13 MAY 2006, Page 55

Building on success

James Delingpole

Alain de Botton has done it again and I hate him. A few years ago, I decided to make him my friend as a way of warding off the bitterness and jealousy I might otherwise have felt about his increasingly nauseating success. And for a while it worked.

He still is a friend, up to a point. We still have dinner together; we still fancy each other’s wives; we could still conceive of having a gay relationship together if, one day, we end up stranded for ever on a Lost-style island or we’re the only people to survive the Apocalypse; we still ring each other up now and then to bitch about all the successful writers we hate, and about how vile writing for a living is and how much more fun it would be to be entrepreneurs. I do very much fear, though, that with his new book, The Architecture of Happiness, and tie-in TV series, The Perfect Home (Channel 4, Saturday), the gap between us has grown too large to stomach.

The mistake I made with Alain, I now realise, is to have assumed that, like me, he was just another sweet, charming, bumbling fellow trying to make a living by his pen as best he could in a cruel, uncaring world. But in fact it’s not luck that has got him where he is. Nor, though he is very clever and writes beautifully, is it talent. What’s really made him so successful are the business qualities he has presumably inherited from his father — a canny understanding of how markets work and an utter shark-like ruthlessness.

I saw some of his sharkiness in action when he gave a lecture the other day at the Royal Institute of British Architects. Parts of the audience were mildly hostile, notably the architects among them who objected to their turf being trodden on by an outsider, and started asking him awkward, jargon-filled questions about his failure to address the fundamental issue of ‘space’, and suchlike. With a smile, Alain told them what fascinating questions they had asked, and then proceeded to squash his enemies like cockroaches, variously suggesting that they were mad, paranoid or had missed the point so completely that there really wasn’t time to deal with their fascinating digression in this lifetime.

The canniness you can see in the way he has managed his career. His first books were literary novels, a genre he got out of early when he understood long before most of us that this would be the first thing to go when publishers began ceding all their power to their sales and marketing departments. His non-fiction choices may have seemed accidental, self-indulgent, even, but they were always carefully thought through — not a book called Proust’s Theory of Literature and Happiness but one (with exactly the same content) called How Proust Can Change Your Life, in order for it to be mistaken by Americans for a self-help book; ditto The Consolations of Philosophy. The Art of Travel and Status Anxiety, meanwhile, nailed two of the key subjects of the age, namely: ‘How come my holidays are never as fun as they ought to be?’ and ‘Why is everyone more successful than me?’ With The Architecture of Happiness he has upped the ante still further by doing another of those things you do if you want to get really big, namely, launch an obscenely ambitious, society-changing campaign. For Jamie Oliver it was getting our kids to eat better school dinners. For Alain it’s getting us to love modern architecture.

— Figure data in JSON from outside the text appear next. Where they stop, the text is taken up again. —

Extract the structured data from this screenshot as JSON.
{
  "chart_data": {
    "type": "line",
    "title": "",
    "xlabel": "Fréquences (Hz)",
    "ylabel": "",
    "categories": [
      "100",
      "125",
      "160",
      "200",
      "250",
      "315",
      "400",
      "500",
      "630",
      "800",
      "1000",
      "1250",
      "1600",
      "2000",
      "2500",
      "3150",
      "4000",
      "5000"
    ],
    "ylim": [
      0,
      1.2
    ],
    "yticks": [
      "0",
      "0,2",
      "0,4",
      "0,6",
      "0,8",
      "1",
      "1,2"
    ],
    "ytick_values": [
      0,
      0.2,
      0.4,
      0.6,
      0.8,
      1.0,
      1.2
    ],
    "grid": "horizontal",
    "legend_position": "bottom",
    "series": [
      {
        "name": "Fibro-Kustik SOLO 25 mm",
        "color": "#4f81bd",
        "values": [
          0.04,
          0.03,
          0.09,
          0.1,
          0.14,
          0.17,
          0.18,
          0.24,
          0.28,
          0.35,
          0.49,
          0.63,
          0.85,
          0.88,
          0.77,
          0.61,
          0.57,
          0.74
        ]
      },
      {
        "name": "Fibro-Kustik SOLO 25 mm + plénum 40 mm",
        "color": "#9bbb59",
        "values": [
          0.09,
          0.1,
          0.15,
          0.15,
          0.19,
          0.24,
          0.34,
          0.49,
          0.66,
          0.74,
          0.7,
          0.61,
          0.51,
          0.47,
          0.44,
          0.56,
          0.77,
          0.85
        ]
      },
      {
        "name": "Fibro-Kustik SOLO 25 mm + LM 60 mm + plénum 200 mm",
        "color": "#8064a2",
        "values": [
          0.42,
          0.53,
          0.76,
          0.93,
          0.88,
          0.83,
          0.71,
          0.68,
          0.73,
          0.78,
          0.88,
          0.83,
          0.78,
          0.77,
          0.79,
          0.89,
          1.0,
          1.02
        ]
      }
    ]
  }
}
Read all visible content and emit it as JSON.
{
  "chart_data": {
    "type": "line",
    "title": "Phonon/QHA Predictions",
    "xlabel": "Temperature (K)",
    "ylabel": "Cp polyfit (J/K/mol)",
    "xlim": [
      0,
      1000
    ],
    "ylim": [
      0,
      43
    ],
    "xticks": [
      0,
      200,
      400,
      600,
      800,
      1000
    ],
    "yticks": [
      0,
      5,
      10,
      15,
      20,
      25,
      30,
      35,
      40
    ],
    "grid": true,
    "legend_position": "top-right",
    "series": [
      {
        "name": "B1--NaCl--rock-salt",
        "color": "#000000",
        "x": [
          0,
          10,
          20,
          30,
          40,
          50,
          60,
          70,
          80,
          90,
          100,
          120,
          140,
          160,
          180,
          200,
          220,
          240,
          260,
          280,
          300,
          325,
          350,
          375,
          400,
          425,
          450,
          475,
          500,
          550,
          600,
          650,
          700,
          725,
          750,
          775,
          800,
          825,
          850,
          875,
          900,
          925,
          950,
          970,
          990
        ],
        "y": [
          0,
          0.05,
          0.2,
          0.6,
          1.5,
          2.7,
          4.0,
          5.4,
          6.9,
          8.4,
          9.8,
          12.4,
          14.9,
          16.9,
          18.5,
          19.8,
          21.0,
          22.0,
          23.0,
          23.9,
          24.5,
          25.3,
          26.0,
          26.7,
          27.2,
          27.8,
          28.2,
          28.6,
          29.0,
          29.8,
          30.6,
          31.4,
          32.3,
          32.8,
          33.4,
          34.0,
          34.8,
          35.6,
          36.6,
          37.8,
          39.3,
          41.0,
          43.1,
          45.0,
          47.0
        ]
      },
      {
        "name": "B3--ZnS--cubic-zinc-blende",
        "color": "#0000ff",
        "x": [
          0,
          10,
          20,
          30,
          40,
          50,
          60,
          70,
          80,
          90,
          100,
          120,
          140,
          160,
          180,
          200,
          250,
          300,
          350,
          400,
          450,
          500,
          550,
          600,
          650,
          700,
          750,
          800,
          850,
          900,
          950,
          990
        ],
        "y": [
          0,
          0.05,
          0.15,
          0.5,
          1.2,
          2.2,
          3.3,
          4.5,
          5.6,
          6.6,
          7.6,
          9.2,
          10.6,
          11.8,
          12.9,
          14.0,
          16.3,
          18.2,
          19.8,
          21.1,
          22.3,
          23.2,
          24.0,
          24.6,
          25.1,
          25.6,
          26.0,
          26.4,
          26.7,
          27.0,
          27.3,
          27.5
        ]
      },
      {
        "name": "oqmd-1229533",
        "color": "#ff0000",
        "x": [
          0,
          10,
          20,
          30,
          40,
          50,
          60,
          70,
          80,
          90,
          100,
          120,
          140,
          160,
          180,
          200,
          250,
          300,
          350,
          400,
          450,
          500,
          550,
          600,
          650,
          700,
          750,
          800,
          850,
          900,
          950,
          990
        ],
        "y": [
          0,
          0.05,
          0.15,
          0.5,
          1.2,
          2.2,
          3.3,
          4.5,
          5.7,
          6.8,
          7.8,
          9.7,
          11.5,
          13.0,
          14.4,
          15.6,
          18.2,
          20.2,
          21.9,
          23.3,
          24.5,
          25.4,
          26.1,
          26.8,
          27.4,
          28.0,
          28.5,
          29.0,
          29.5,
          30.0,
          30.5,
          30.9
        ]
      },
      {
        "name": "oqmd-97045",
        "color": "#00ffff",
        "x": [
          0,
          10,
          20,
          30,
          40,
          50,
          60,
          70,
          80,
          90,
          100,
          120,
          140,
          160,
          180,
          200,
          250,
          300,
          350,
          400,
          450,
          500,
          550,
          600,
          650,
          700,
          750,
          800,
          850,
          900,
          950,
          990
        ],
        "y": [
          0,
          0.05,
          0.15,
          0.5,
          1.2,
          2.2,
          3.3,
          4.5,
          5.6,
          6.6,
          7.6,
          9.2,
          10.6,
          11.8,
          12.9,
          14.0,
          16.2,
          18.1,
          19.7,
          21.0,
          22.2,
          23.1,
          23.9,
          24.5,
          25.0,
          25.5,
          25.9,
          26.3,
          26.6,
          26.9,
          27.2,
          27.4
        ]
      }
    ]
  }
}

Put like that, it probably sounds a bit dodgy. As we all know, a Queen Anne house is the only thing that, given the choice, we could bear to live in; or maybe a Georgian rectory; or a mediaeval manor house with a moat and banqueting hall; or just possibly something by Lutyens, but definitely nothing later. Plus, let’s not forget, despite his plausible English accent, Alain is a foreigner. A Swiss, in fact, who grew up in Zurich in an apartment with huge windows and raw concrete walls (which he loved and still feels nostalgic about) and is therefore hardly the sort of person who ought to be lecturing us on what constitutes good taste.

And yet, by the end of his characteristically charming, playful and engrossing documentary (lovely score by Barry Middleton, by the way), I found the essence of his argument irresistible: that our attachment to tradition and our nervousness of anything modern is ruining contemporary domestic architecture. Instead of building imaginative, daring, varied, attractive, spacious and comfortable new houses like they do on certain estates in forward-looking Holland, we have persuaded ourselves that all we can bear is grisly mock-old pastiche. One happy result of the programme is that Ipswich council is now seriously considering a submission for some of those Dutchstyle houses to be built in Norfolk. Another is that my wife and I have had a meeting and agreed that, while our principal ambition is still to live in an Old Rectory, we now wouldn’t totally rule out somewhere completely wacky and modern, like the black box Alain showed us with enormous picture windows in the mountains in Japan.